La Torres si trova ad affrontare una giornata di riposo forzato a seguito dell'esclusione del Rimini dal campionato. Una pausa che arriva in un momento delicato della stagione, con la squadra sarda ancora impegnata nella corsa salvezza. A fare il punto della situazione è l'esterno Eyob Zambataro, che non nasconde le proprie sensazioni sul momento particolare che il club sta attraversando.
"Sicuramente la pausa personalmente non mi piace, ma sono convinto che il mister e la squadra stiano facendo tutto per essere pronti in vista del Pineto tra una settimana", afferma il giocatore in dichiarazioni riportate da Centotrentuno.com. La sosta rappresenta un'occasione per riflettere sulla situazione di classifica e pianificare l'approccio alle sfide decisive che attendono la formazione nelle prossime settimane.
L'approccio mentale del gruppo appare determinato e consapevole della posta in palio. "Questo weekend in cui riposiamo capiremo quanti punti serviranno nelle prossime tre gare, ma a parte questo noi dobbiamo giocare tutte e tre le sfide per vincerle. A prescindere da stare in casa o in trasferta e a prescindere dagli obiettivi più grandi raggiunti dagli avversari", dichiara Zambataro, sottolineando la mentalità vincente necessaria per raggiungere la permanenza nella categoria.

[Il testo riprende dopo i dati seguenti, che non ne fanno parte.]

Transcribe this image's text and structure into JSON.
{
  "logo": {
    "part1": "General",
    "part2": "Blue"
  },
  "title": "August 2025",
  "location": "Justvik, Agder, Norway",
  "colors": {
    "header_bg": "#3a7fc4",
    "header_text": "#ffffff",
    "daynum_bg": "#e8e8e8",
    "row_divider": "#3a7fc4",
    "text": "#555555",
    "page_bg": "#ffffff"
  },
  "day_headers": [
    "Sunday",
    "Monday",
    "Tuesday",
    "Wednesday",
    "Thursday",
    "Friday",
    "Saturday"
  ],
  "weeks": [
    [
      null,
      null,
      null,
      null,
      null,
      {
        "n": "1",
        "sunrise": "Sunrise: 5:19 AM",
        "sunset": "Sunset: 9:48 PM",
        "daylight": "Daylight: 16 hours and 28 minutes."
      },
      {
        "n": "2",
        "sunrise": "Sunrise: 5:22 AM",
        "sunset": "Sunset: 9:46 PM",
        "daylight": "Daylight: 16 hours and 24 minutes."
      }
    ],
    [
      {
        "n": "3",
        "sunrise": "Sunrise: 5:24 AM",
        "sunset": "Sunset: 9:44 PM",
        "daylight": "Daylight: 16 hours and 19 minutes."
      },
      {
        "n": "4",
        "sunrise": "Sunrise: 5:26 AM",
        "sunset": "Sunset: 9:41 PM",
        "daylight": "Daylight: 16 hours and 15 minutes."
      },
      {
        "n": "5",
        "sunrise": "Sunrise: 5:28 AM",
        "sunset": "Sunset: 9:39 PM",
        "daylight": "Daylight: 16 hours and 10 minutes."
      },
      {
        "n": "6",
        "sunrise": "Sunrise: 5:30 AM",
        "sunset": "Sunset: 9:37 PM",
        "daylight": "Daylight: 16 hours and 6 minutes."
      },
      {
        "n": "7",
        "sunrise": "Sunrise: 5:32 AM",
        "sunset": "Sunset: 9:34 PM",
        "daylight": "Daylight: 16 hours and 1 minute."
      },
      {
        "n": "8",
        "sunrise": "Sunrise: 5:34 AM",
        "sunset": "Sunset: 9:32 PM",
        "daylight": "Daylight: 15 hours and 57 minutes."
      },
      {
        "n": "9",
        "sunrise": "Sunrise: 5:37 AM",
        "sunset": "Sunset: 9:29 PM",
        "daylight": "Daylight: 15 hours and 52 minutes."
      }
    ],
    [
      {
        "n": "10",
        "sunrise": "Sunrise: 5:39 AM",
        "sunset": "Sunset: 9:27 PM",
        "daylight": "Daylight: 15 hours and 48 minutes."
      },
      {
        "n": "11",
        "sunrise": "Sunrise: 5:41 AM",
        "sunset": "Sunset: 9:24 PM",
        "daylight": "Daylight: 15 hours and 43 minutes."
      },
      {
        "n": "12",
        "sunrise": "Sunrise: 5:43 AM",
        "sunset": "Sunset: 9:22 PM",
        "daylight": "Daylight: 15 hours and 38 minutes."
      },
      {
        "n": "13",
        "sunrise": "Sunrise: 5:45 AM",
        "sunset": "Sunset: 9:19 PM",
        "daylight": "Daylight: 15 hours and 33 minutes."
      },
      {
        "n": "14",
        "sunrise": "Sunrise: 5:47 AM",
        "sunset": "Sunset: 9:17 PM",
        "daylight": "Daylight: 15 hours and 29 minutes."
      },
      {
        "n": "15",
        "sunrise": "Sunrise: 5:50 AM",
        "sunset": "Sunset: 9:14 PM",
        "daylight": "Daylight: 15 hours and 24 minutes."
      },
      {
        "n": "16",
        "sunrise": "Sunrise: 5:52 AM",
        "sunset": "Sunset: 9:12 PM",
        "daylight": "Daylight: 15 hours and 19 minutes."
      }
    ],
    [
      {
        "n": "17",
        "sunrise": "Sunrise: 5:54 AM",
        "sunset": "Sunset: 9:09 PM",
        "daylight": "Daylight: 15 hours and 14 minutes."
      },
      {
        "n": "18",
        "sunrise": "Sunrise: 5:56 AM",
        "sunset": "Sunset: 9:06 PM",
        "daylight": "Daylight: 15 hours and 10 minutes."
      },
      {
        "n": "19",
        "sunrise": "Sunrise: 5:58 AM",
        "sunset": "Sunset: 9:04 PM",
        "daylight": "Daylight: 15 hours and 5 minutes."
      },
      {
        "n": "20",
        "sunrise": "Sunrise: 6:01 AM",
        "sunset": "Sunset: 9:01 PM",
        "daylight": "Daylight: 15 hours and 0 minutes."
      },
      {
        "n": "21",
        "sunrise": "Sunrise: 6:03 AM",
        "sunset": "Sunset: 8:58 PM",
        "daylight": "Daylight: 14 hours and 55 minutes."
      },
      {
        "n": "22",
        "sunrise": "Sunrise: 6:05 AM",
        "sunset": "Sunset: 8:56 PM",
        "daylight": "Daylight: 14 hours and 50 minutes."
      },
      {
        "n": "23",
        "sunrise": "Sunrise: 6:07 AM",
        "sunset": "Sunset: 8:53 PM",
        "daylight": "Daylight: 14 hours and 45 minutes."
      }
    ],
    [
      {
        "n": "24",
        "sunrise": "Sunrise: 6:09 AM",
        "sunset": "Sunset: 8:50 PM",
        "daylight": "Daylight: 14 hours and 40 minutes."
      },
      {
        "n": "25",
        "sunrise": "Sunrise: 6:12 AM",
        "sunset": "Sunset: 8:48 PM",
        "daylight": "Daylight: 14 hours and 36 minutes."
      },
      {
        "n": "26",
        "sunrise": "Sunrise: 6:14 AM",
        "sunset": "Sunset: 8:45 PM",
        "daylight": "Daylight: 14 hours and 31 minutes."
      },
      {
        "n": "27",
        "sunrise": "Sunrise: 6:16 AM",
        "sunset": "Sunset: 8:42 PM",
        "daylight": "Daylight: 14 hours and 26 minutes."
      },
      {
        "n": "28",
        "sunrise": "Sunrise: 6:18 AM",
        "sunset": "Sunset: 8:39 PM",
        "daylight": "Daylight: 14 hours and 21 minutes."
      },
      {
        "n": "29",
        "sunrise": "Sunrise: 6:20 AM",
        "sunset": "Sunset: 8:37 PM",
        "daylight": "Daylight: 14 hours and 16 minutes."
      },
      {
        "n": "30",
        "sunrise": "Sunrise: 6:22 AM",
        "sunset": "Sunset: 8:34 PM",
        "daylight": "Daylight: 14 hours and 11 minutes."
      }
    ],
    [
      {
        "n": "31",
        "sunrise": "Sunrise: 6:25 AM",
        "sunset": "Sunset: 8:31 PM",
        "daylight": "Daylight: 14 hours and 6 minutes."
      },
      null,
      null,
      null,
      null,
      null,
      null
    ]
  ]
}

Il percorso stagionale della Torres ha mostrato alcune criticità che l'esterno non esita a riconoscere con onestà intellettuale. L'analisi del rendimento complessivo evidenzia margini di miglioramento che avrebbero potuto cambiare radicalmente la situazione attuale della squadra in classifica.
"Sicuramente a questo punto della stagione con maggiore attenzione potevamo già essere salvi, ma con i se e con i ma non si va da nessuna parte", ammette il calciatore, che assume anche responsabilità personali per alcuni risultati negativi. "Anche io con il Ravenna ho fatto un errore che è costato i tre punti. Dobbiamo analizzare gli errori per crescere ma la squadra è rimasta sempre unita e compatta verso l'obiettivo salvezza e questo mi fa stare sereno", aggiunge Zambataro, evidenziando come la coesione del gruppo rappresenti un elemento fondamentale per affrontare le ultime decisive giornate di campionato.
Sul piano individuale, il bilancio dell'esterno risulta invece positivo, soprattutto considerando le difficoltà iniziali incontrate nel corso della stagione. Il rendimento di Zambataro è cresciuto progressivamente, dimostrando capacità di reazione e determinazione.
"Sono contento di come è andata la mia stagione visto come era partita, sembrava un'annata difficile ma io ho sempre creduto in me e ho sempre lavorato duro. Quando Greco mi ha chiamato in causa mi sono fatto trovare pronto. Sono contento del mio contributo fin qui, contro il Gubbio voglio arrivare alla salvezza. Questo è l'obiettivo personale e di squadra che mi sono messo per questa stagione", spiega il giocatore, tracciando un collegamento diretto tra impegno quotidiano e risultati sul campo.
Dal punto di vista tattico, Zambataro chiarisce anche la propria collocazione preferenziale nello scacchiere della Torres. "Ruolo? Io sono arrivato a Sassari come quinto di sinistra, mi trovo meglio a sinistra che a destra. Poi ci sono partite dove mi sono dovuto adattare e l'ho fatto con piacere", conclude l'esterno, dimostrando disponibilità e spirito di sacrificio per le esigenze della squadra.
La Torres si prepara dunque ad affrontare le tre partite finali con l'obiettivo chiaro di conquistare la salvezza, forte di un gruppo che ha saputo mantenere compattezza nei momenti difficili e che ora punta a raccogliere i frutti del lavoro svolto durante l'intera stagione.